Wie schwierig die Gesamtsituation ist, bestätigt auch Karin Oster, Geschäftsführerin von Oster Dach + Holzbau GmbH in Bernkastel-Kues. »Die Lieferzeiten für Holz betragen jetzt bis zu 15 Wochen und die Preise für KVH (Konstruktionsvollholz) zum Beispiel sind von 350 auf 1000 Euro pro Kubikmeter gestiegen. Es ist ein großes Problem, überhaupt an Waren zu kommen, um die Baustellen abzuarbeiten. Kurzfristig geht da gar nichts mehr.« Dasselbe gelte für USB-Platten. Auch die Firmenlieferanten könnten von der Industrie bestimmte Kontingente nur peu á peu abrufen. »Wir bestellen mittlerweile blind und nehmen alles, was wir kriegen können, um handlungsfähig zu bleiben. Dazu müssen natürlich auch die Lagerkapazitäten vor ort gegeben sein, um das Holz trocken aufzubewahren,« sagt die Dachdeckermeisterin.

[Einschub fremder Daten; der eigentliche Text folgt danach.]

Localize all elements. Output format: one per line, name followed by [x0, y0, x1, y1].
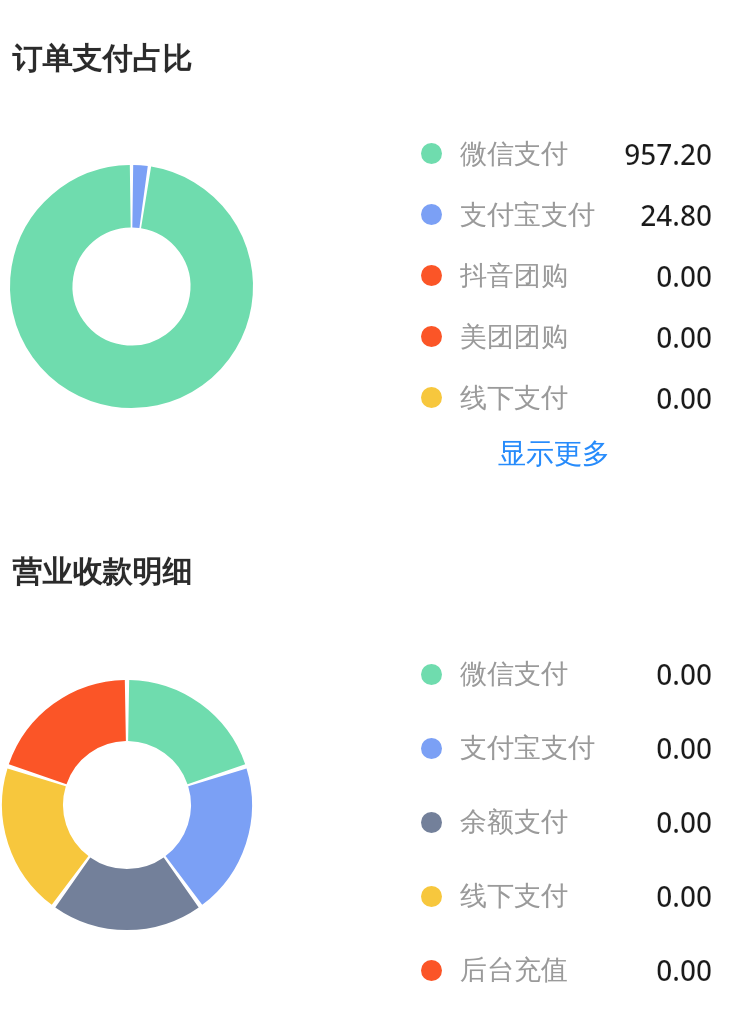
staticText: 0.00 [0, 877, 712, 915]
staticText: 线下支付 [460, 879, 568, 913]
button[interactable]: 美团团购 [0, 306, 730, 367]
staticText: 0.00 [0, 379, 712, 417]
button[interactable]: 线下支付 [0, 859, 730, 933]
staticText: 抖音团购 [460, 259, 568, 293]
button[interactable]: 显示更多 [494, 432, 614, 475]
staticText: 微信支付 [460, 137, 568, 171]
staticText: 0.00 [0, 318, 712, 356]
button[interactable]: 微信支付 [0, 637, 730, 711]
button[interactable]: 余额支付 [0, 785, 730, 859]
staticText: 微信支付 [460, 657, 568, 691]
staticText: 957.20 [0, 135, 712, 173]
staticText: 0.00 [0, 729, 712, 767]
staticText: 后台充值 [460, 953, 568, 987]
button[interactable]: 支付宝支付 [0, 711, 730, 785]
staticText: 24.80 [0, 196, 712, 234]
staticText: 美团团购 [460, 320, 568, 354]
button[interactable]: 线下支付 [0, 367, 730, 428]
staticText: 线下支付 [460, 381, 568, 415]
button[interactable]: 微信支付 [0, 123, 730, 184]
button[interactable]: 抖音团购 [0, 245, 730, 306]
staticText: 支付宝支付 [460, 198, 595, 232]
button[interactable]: 后台充值 [0, 933, 730, 1007]
button[interactable]: 支付宝支付 [0, 184, 730, 245]
staticText: 支付宝支付 [460, 731, 595, 765]
staticText: 显示更多 [498, 436, 610, 471]
staticText: 0.00 [0, 257, 712, 295]
staticText: 订单支付占比 [12, 40, 192, 78]
staticText: 0.00 [0, 655, 712, 693]
staticText: 0.00 [0, 951, 712, 989]
staticText: 营业收款明细 [12, 553, 192, 591]
staticText: 0.00 [0, 803, 712, 841]
staticText: 余额支付 [460, 805, 568, 839]
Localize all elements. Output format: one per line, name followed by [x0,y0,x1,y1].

Größere Aufträge musste das familiengeführte Unternehmen in den Spätsommer verschieben, andere können dafür früher abgewickelt werden, weil es gerade Material dafür gibt.  »Ich bin den ganzen Tag damit beschäftigt, Waren zu organisieren, projektbezogen zu kennenzeichen und den Überblick zu behalten.« Auch Dämmung für Dächer oder Bitumenbahnen seien kaum noch zu bekommen, so die stellvertretende Vorsitzende des Wirtschaftskreises Bernkastel-Wittlich, die auch auf die problematische Situation der Häuslebauer verweist. »Da kosten die Baustoffe schnell mal 20.000 bis 30.000 Euro mehr. Wenn die Finanzierung knapp ist, lassen sich Projekte gar nicht mehr umsetzen.« »Die Nerven behalten!«  lautet ihr Rat. »Ich gehe davon aus, dass sich der Markt zum Jahresende noch mal beruhigt.« Und welche Unterstützung erwartet das Handwerk von der Politik? Dirk Kleis und die Handwerkskammer Trier haben ihre Vorschläge gegen das Dilemma am Bau zu Papier gebracht. Darin wird gefordert, dass es den Betrieben erleichtert werden müsse, »Preisgleitklauseln« zu vereinbaren sowie Angebots- und -Auftragserfüllungsfristen zu verlängern. Dirk Kleis: »Auch die Fristen zur Verwendung bei Fördermitteln sollten verlängert werden, um dadurch ebenfalls Druck auf der Nachfrageseite zu nehmen.«
Eine weitere Kernforderung des Handwerks: Da Kurzarbeit aufgrund von Materialengpässen drohe, müsse die Kurzarbeitergeldverordnung vorerst bis zum 31. Dezember 2021 verlängert werden. Zudem könne die Verfügbarkeit von Holz eventuell durch eine befristete Aufhebung der Holzeinschlagbeschränkungen verbessert werden. Auch »runde Tische« vor Ort mit Vertretern des Forstes, der Sägewerke und des Handels könnten Verbesserungen der Materialversorgung ermöglichen. (ste).